Latina workers were also among those hardest hit by the pandemic economic downturn. Latinas are overrepresented in low-wage jobs, which have scarce opportunities for remote work and largely lacked access to paid family or medical leave even before the pandemic. That made it even more challenging to care for family members when they became ill with COVID-19, which Latinos did at 1.9 times the rate of white, non-Hispanic people in the U.S., according to the Centers for Disease Control and Prevention.

As a group, Latino workers were least likely to be able to work from home and most likely to lose their job during the height of the pandemic, according to a report by the left-leaning Economic Policy Institute (EPI), and the greatest number of job losses were among Latina workers.

Hispanic women are less likely to work due to family responsibilities than white women, according to a report from UnidosUS, the nation’s largest Hispanic civil rights and advocacy organization. Six in 10 Latina workers surveyed said their family responsibilities increased during the pandemic, while nearly half drained their savings to stay afloat.

“If we are to break the cycle for this generation of Latinas, as well as those to come, we must implement strategies that hard-wire equity,” Mejia of the Labor Department said.

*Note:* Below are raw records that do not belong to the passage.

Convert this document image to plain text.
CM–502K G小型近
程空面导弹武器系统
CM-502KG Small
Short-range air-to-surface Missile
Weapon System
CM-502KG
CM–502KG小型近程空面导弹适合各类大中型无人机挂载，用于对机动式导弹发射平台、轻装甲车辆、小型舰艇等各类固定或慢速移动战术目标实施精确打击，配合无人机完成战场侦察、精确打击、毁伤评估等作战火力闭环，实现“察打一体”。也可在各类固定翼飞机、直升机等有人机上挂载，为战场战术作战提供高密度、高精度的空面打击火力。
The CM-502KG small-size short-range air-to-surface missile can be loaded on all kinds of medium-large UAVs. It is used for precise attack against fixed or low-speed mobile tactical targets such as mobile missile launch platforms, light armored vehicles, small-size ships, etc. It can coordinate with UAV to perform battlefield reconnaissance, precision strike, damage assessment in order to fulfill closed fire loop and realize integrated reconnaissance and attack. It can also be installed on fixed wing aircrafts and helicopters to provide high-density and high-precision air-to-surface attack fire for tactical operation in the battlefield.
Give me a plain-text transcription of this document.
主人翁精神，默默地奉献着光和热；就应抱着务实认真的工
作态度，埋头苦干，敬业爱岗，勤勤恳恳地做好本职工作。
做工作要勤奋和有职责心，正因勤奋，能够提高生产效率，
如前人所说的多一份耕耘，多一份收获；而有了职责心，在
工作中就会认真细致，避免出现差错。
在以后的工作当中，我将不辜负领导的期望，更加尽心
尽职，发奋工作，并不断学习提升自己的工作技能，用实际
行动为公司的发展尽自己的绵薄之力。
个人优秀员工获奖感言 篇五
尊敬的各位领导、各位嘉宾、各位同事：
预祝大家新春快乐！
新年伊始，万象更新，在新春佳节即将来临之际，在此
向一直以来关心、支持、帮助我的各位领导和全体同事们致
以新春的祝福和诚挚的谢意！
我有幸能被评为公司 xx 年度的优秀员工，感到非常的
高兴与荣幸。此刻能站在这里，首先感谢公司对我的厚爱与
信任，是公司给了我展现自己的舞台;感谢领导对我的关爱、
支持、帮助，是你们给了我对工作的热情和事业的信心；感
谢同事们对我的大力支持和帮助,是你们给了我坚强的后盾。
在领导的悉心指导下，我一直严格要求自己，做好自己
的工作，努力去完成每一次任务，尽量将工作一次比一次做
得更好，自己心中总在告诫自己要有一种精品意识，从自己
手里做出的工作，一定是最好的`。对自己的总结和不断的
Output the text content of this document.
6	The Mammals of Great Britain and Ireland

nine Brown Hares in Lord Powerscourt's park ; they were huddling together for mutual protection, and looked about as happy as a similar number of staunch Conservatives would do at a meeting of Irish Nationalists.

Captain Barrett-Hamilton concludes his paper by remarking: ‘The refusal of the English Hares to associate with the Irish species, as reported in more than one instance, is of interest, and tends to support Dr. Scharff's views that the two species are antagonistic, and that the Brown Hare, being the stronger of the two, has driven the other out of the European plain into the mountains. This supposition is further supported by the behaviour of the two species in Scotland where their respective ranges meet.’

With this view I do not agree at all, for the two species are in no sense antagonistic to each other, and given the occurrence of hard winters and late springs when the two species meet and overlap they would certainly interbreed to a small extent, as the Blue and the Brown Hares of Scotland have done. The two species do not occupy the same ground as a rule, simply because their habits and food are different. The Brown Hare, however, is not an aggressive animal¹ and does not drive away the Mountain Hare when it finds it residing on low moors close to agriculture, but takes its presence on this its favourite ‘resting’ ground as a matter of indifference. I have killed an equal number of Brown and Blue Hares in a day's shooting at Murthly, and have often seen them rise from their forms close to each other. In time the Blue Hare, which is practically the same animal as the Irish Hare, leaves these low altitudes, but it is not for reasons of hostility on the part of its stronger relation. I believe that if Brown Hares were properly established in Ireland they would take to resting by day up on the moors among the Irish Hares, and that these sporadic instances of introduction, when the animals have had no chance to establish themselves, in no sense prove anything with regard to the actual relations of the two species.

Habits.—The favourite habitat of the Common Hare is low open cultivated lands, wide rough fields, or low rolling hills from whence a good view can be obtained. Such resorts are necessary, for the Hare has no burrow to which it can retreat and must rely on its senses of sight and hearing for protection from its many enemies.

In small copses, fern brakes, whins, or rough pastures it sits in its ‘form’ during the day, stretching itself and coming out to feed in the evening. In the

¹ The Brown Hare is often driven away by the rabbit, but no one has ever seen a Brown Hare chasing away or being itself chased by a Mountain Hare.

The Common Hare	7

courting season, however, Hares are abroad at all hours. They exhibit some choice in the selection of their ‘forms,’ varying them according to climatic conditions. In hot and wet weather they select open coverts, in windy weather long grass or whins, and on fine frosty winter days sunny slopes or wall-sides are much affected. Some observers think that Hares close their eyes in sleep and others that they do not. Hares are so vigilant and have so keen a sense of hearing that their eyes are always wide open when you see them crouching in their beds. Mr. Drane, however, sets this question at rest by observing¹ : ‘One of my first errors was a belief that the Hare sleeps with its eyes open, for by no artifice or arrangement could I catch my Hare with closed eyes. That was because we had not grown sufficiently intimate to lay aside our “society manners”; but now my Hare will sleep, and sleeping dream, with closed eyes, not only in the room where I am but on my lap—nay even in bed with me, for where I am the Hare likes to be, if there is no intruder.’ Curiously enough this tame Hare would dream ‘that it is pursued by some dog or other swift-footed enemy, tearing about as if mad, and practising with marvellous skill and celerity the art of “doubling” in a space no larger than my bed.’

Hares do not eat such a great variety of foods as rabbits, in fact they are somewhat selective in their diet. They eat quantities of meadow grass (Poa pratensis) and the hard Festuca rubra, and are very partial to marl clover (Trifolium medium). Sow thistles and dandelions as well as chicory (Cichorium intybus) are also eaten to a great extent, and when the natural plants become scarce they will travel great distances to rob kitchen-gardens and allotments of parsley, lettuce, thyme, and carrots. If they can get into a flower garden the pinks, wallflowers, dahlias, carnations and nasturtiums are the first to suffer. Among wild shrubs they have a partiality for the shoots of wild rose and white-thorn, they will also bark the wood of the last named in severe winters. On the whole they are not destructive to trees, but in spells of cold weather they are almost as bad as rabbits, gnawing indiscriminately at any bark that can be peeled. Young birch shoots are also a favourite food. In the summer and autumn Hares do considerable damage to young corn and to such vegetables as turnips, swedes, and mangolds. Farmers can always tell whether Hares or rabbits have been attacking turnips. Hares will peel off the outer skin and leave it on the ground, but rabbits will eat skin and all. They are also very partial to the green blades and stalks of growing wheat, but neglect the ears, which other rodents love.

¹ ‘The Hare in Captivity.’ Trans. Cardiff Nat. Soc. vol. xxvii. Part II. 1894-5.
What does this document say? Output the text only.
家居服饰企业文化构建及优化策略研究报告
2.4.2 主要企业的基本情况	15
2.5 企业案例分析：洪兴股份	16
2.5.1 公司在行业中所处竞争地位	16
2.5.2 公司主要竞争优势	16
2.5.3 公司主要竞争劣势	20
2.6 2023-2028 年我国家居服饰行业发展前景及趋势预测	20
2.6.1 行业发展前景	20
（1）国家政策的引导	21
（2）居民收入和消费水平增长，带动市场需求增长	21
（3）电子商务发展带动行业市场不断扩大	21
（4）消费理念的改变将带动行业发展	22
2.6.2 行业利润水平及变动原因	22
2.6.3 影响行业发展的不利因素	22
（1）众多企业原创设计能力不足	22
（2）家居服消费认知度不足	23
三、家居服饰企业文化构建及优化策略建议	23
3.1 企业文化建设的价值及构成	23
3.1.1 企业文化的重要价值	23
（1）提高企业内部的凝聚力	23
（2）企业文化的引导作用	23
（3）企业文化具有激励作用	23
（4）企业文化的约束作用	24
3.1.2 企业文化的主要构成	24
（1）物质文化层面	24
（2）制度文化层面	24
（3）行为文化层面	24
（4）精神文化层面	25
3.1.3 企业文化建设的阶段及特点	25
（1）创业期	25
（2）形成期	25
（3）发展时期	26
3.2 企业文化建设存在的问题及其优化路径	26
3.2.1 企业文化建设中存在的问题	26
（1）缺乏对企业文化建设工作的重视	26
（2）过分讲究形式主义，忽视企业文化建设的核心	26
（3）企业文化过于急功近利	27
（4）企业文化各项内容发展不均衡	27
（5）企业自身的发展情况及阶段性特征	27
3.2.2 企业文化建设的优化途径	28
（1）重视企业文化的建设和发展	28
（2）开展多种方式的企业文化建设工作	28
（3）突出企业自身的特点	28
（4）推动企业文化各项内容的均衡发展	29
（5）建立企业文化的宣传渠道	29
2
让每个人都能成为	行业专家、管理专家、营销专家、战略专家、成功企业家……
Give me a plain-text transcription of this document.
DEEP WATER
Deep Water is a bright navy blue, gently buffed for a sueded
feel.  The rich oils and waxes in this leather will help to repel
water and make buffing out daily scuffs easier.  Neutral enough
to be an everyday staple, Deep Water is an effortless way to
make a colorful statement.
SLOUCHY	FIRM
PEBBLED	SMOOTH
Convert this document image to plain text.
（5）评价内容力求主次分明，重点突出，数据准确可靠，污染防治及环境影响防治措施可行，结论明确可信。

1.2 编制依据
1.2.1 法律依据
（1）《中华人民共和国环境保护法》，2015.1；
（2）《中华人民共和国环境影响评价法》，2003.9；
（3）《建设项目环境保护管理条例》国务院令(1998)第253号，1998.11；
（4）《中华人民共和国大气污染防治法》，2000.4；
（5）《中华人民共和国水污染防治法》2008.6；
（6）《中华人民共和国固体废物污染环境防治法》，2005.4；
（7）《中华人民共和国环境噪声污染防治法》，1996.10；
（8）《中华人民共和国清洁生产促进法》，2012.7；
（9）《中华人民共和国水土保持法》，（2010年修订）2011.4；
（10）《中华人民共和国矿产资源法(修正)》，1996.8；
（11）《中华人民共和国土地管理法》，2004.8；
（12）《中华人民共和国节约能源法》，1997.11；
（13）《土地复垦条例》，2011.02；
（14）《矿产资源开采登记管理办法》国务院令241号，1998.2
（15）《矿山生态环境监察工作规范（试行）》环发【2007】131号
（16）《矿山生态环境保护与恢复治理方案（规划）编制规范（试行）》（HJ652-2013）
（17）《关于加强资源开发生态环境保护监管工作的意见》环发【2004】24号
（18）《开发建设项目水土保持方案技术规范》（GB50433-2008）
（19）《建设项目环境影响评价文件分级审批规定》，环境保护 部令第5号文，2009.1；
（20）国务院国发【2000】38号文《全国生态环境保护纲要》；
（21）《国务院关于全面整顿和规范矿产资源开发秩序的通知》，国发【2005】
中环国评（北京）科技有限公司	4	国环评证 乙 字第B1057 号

While employment levels have rebounded across the board, Latina workers have not recovered as strongly as other groups. The September unemployment rate for Hispanic women was 5.6%, compared to 3.7% for white women.

And according to the EPI, Latina workers in jobs that are critical to the recovery from COVID-19 — like teachers, child-care workers, food industry workers and healthcare workers — make anywhere from 6% to 32% less than white men in the same roles.